While it was Flynn’s last Western, Rocky Mountain provided a couple guys with their firsts — Slim Pickens and Sheb Wooley. According to Wooley (in a Western Clippings interview), “We were down in New Mexico on location, and Flynn said, ‘I know you’re new at this, and I’ve been around about 15 years, so if you want to ask me anything or run lines or whatever, we’ll work on it at night if you want.’ But I never could catch the time when we were both sober enough to work on it.”

Guinn “Big Boy” Williams, a frequent Flynn costar, was also on hand. But what really generated buzz around Rocky Mountain was leading lady Patrice Wymore. She was 21, working on her second picture and engaged to Broadway producer Sammy Lambert. Flynn was 40 and engaged to a Rumanian princess, Irene Ghika. Both of those romances went by the wayside, and Flynn and Wymore were married shortly before the picture opened, which had to have made things easy for Rocky Mountain’s publicity people. And though they were separated, Patrice was Mrs. Errol Flynn when he died in 1959.

Rocky Mountain is a good picture. It’s got a tough performance from Flynn — very different from his other Westerns, and turning his hardened looks into a benefit. It’s well written by Winston Miller (My Darling Clementine), from a story by Alan LeMay (The Searchers). It’s as much character piece as it is a cowboy picture, giving its cast plenty to work with.

And it stands in marked contrast to something like San Antonio (1945), hinting at just where the Western was heading over the next 10 years.

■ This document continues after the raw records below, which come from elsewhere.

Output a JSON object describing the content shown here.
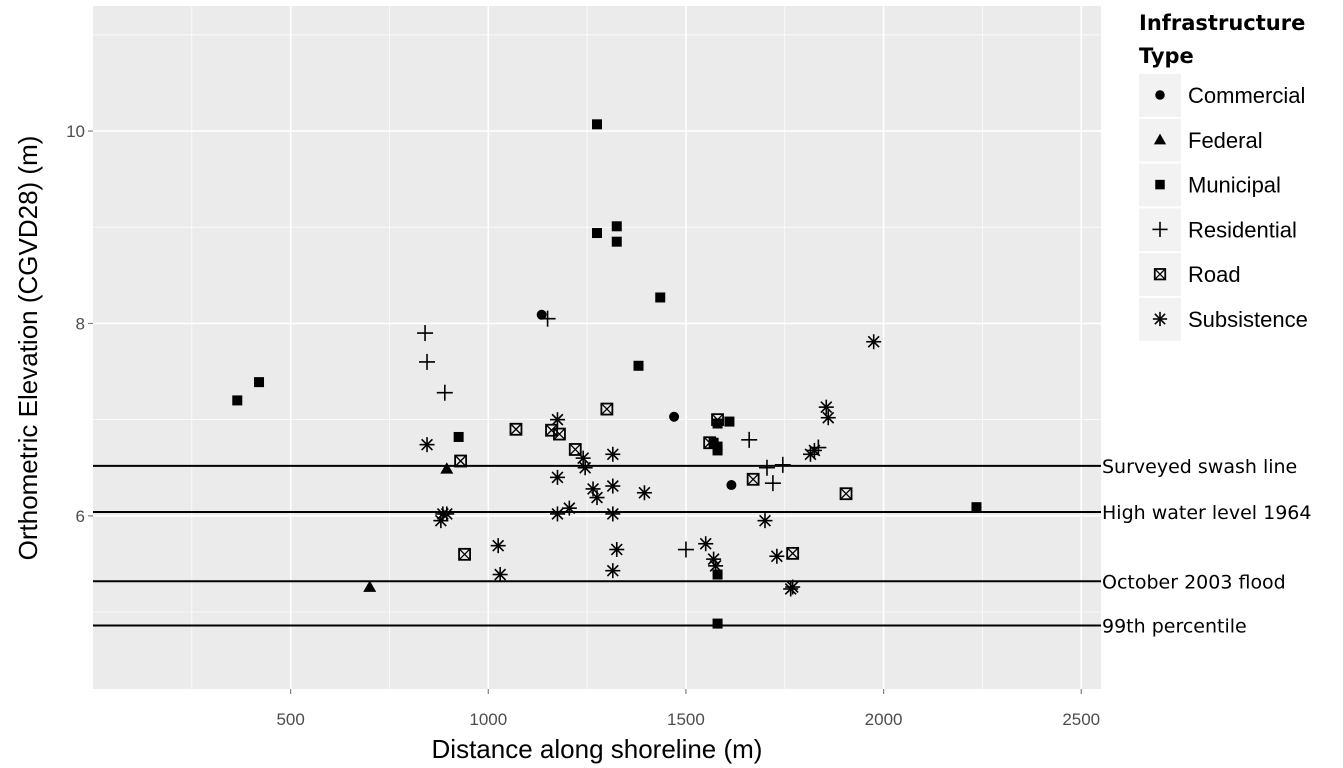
{
  "chart_data": {
    "type": "scatter",
    "title": "",
    "xlabel": "Distance along shoreline (m)",
    "ylabel": "Orthometric Elevation (CGVD28) (m)",
    "xlim": [
      0,
      2550
    ],
    "ylim": [
      4.2,
      11.3
    ],
    "x_ticks": [
      500,
      1000,
      1500,
      2000,
      2500
    ],
    "x_tick_labels": [
      "500",
      "1000",
      "1500",
      "2000",
      "2500"
    ],
    "y_ticks": [
      6,
      8,
      10
    ],
    "y_tick_labels": [
      "6",
      "8",
      "10"
    ],
    "grid": true,
    "background": "#ebebeb",
    "legend": {
      "title": "Infrastructure Type",
      "position": "right",
      "entries": [
        {
          "name": "Commercial",
          "shape": "circle"
        },
        {
          "name": "Federal",
          "shape": "triangle"
        },
        {
          "name": "Municipal",
          "shape": "square"
        },
        {
          "name": "Residential",
          "shape": "plus"
        },
        {
          "name": "Road",
          "shape": "boxed-x"
        },
        {
          "name": "Subsistence",
          "shape": "asterisk"
        }
      ]
    },
    "reference_lines": [
      {
        "label": "Surveyed swash line",
        "y": 6.52
      },
      {
        "label": "High water level 1964",
        "y": 6.04
      },
      {
        "label": "October 2003 flood",
        "y": 5.32
      },
      {
        "label": "99th percentile",
        "y": 4.86
      }
    ],
    "series": [
      {
        "name": "Commercial",
        "points": [
          [
            1135,
            8.09
          ],
          [
            1470,
            7.03
          ],
          [
            1615,
            6.32
          ]
        ]
      },
      {
        "name": "Federal",
        "points": [
          [
            700,
            5.26
          ],
          [
            895,
            6.49
          ]
        ]
      },
      {
        "name": "Municipal",
        "points": [
          [
            365,
            7.2
          ],
          [
            420,
            7.39
          ],
          [
            925,
            6.82
          ],
          [
            1275,
            10.07
          ],
          [
            1275,
            8.94
          ],
          [
            1325,
            9.01
          ],
          [
            1325,
            8.85
          ],
          [
            1380,
            7.56
          ],
          [
            1435,
            8.27
          ],
          [
            1570,
            6.76
          ],
          [
            1580,
            6.96
          ],
          [
            1580,
            6.72
          ],
          [
            1580,
            6.68
          ],
          [
            1610,
            6.98
          ],
          [
            1580,
            5.39
          ],
          [
            1580,
            4.88
          ],
          [
            2235,
            6.09
          ]
        ]
      },
      {
        "name": "Residential",
        "points": [
          [
            840,
            7.9
          ],
          [
            845,
            7.6
          ],
          [
            890,
            7.28
          ],
          [
            1150,
            8.05
          ],
          [
            1500,
            5.65
          ],
          [
            1660,
            6.79
          ],
          [
            1705,
            6.5
          ],
          [
            1720,
            6.34
          ],
          [
            1745,
            6.53
          ],
          [
            1835,
            6.71
          ]
        ]
      },
      {
        "name": "Road",
        "points": [
          [
            930,
            6.57
          ],
          [
            940,
            5.6
          ],
          [
            1070,
            6.9
          ],
          [
            1160,
            6.89
          ],
          [
            1180,
            6.85
          ],
          [
            1220,
            6.69
          ],
          [
            1300,
            7.11
          ],
          [
            1560,
            6.76
          ],
          [
            1580,
            7.0
          ],
          [
            1670,
            6.38
          ],
          [
            1770,
            5.61
          ],
          [
            1905,
            6.23
          ]
        ]
      },
      {
        "name": "Subsistence",
        "points": [
          [
            845,
            6.74
          ],
          [
            880,
            5.95
          ],
          [
            885,
            6.02
          ],
          [
            895,
            6.02
          ],
          [
            1025,
            5.69
          ],
          [
            1030,
            5.39
          ],
          [
            1175,
            7.0
          ],
          [
            1175,
            6.4
          ],
          [
            1175,
            6.02
          ],
          [
            1205,
            6.08
          ],
          [
            1240,
            6.6
          ],
          [
            1245,
            6.5
          ],
          [
            1265,
            6.28
          ],
          [
            1275,
            6.19
          ],
          [
            1315,
            6.64
          ],
          [
            1315,
            6.31
          ],
          [
            1315,
            6.02
          ],
          [
            1315,
            5.43
          ],
          [
            1325,
            5.65
          ],
          [
            1395,
            6.24
          ],
          [
            1550,
            5.71
          ],
          [
            1570,
            5.55
          ],
          [
            1575,
            5.48
          ],
          [
            1700,
            5.95
          ],
          [
            1730,
            5.58
          ],
          [
            1765,
            5.24
          ],
          [
            1770,
            5.26
          ],
          [
            1815,
            6.64
          ],
          [
            1825,
            6.68
          ],
          [
            1855,
            7.13
          ],
          [
            1860,
            7.02
          ],
          [
            1975,
            7.81
          ]
        ]
      }
    ]
  }
}
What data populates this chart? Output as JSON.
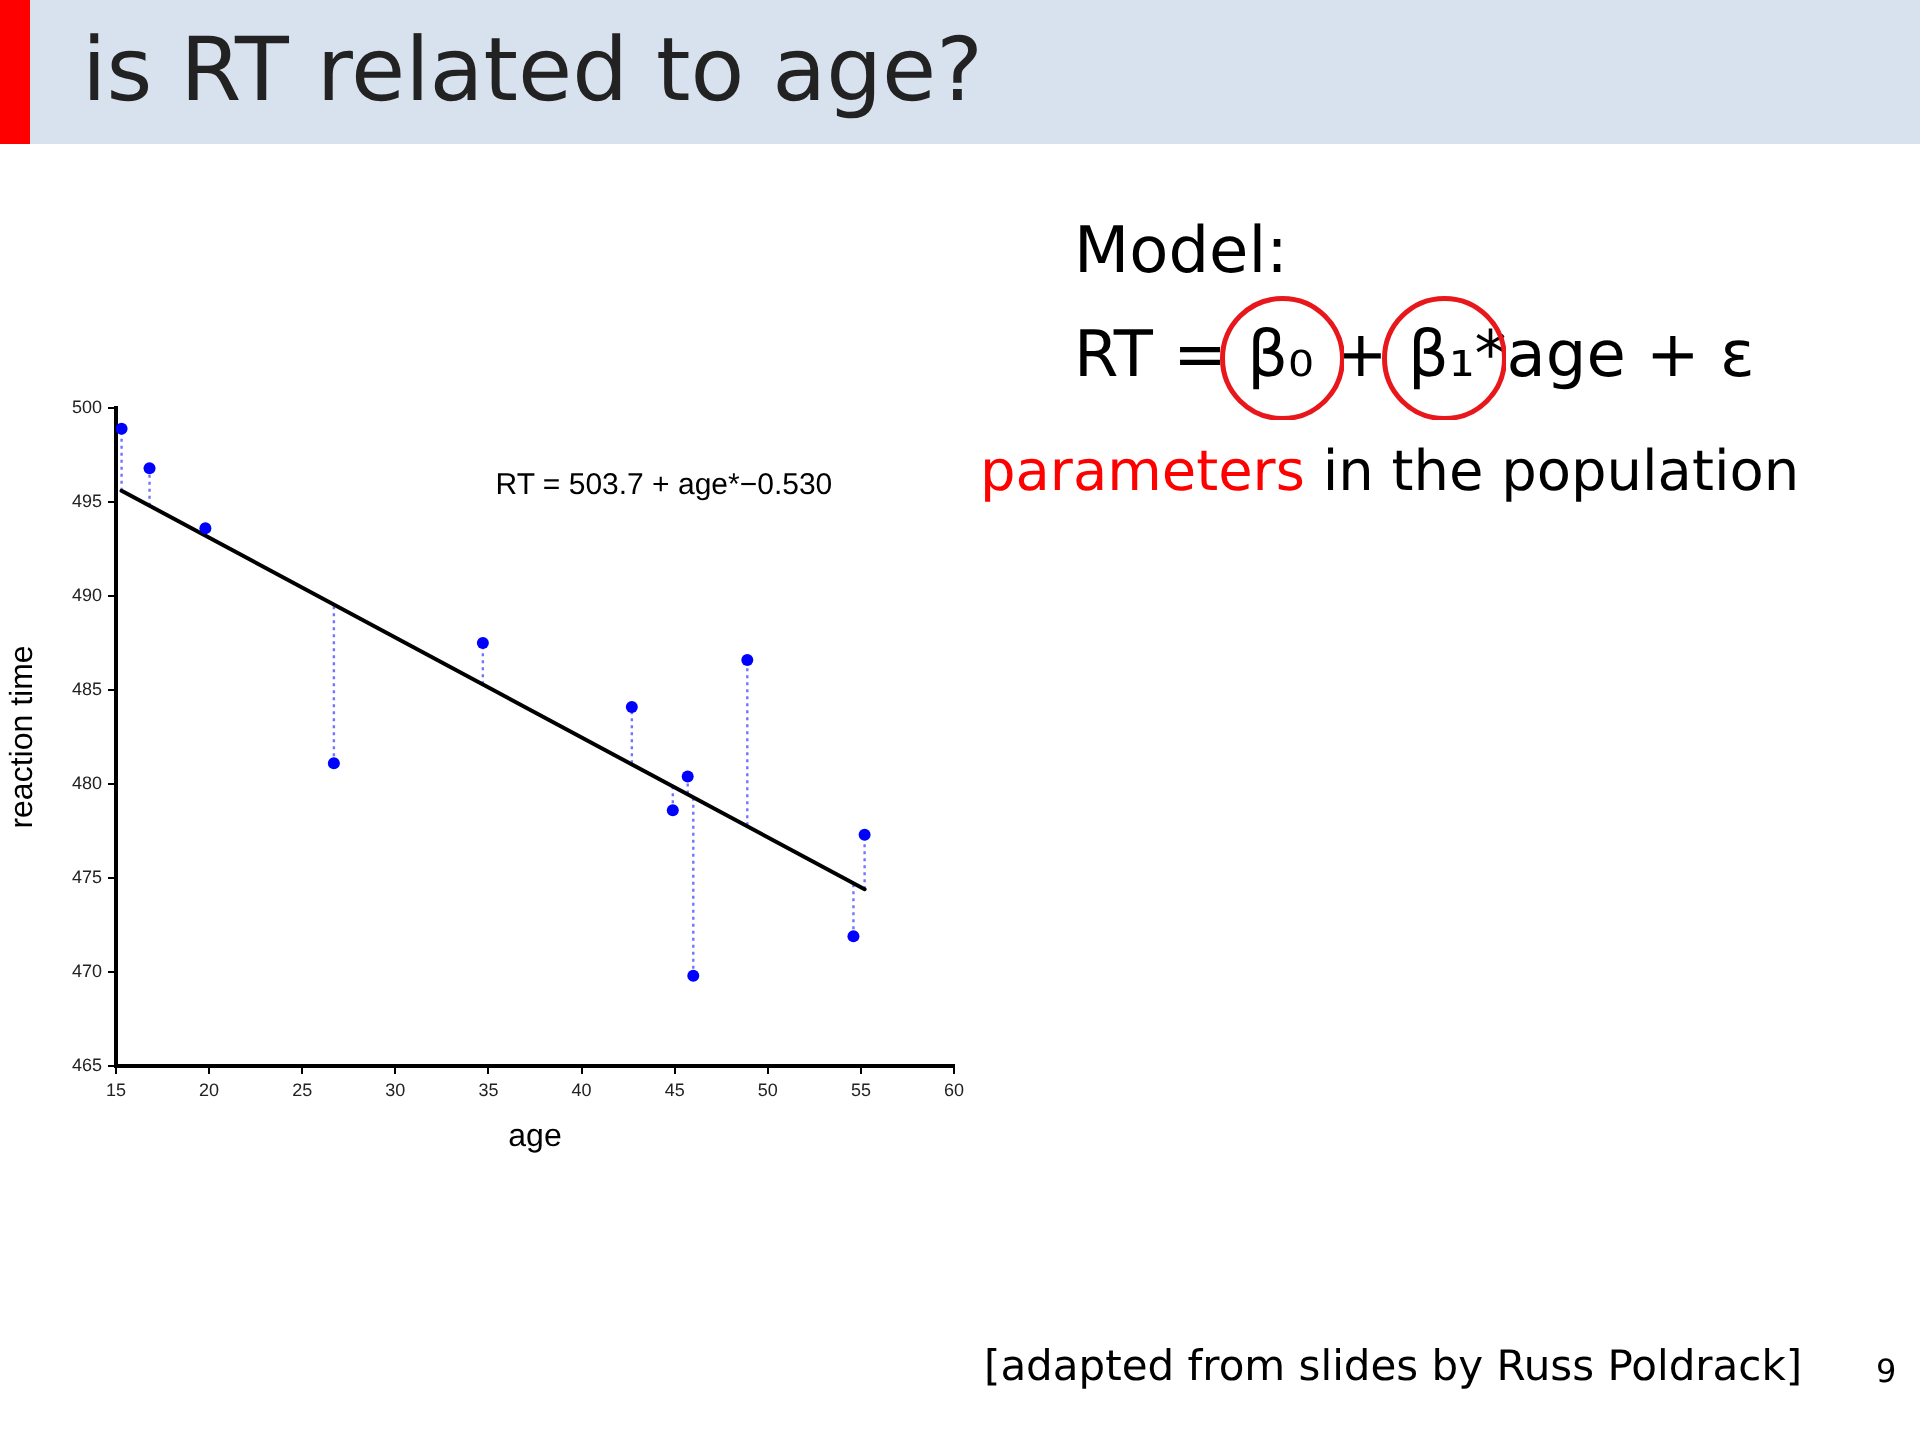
{
  "chart_data": {
    "type": "scatter",
    "title": "is RT related to age?",
    "xlabel": "age",
    "ylabel": "reaction time",
    "xlim": [
      15,
      60
    ],
    "xticks": [
      15,
      20,
      25,
      30,
      35,
      40,
      45,
      50,
      55,
      60
    ],
    "ylim": [
      465,
      500
    ],
    "yticks": [
      465,
      470,
      475,
      480,
      485,
      490,
      495,
      500
    ],
    "grid": false,
    "legend": false,
    "series": [
      {
        "type": "scatter",
        "color": "#0000ff",
        "marker": "circle",
        "x": [
          15.3,
          16.8,
          19.8,
          26.7,
          34.7,
          42.7,
          44.9,
          45.7,
          46.0,
          48.9,
          54.6,
          55.2
        ],
        "values": [
          498.9,
          496.8,
          493.6,
          481.1,
          487.5,
          484.1,
          478.6,
          480.4,
          469.8,
          486.6,
          471.9,
          477.3
        ],
        "errors": [
          [
            495.6,
            498.9
          ],
          [
            494.8,
            496.8
          ],
          [
            493.2,
            493.6
          ],
          [
            481.1,
            489.5
          ],
          [
            485.3,
            487.5
          ],
          [
            481.1,
            484.1
          ],
          [
            478.6,
            479.9
          ],
          [
            479.5,
            480.4
          ],
          [
            469.8,
            479.3
          ],
          [
            477.8,
            486.6
          ],
          [
            471.9,
            474.8
          ],
          [
            474.4,
            477.3
          ]
        ]
      },
      {
        "type": "line",
        "color": "#000000",
        "marker": "none",
        "x": [
          15.3,
          55.2
        ],
        "values": [
          495.6,
          474.4
        ]
      }
    ],
    "annotations": [
      "RT = 503.7 + age*−0.530",
      "Model:",
      "RT = β₀ + β₁*age + ε",
      "parameters in the population",
      "[adapted from slides by Russ Poldrack]",
      "9"
    ]
  }
}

Rocky Mountain is one of four Flynn Westerns (he made eight) lavishly presented in the Errol Flynn Westerns Collection. The other three are Virginia City (1940), San Antonio (1945) and Montana (1950). Raoul Walsh’s Silver River (1948, their last picture together) is the only Flynn cowboy movie not on DVD. You can watch it here, however — and I recommend that you do.

UPDATE 11/29/16: Rocky Mountain will be available as a single disc in January 2017 from Warner Archive.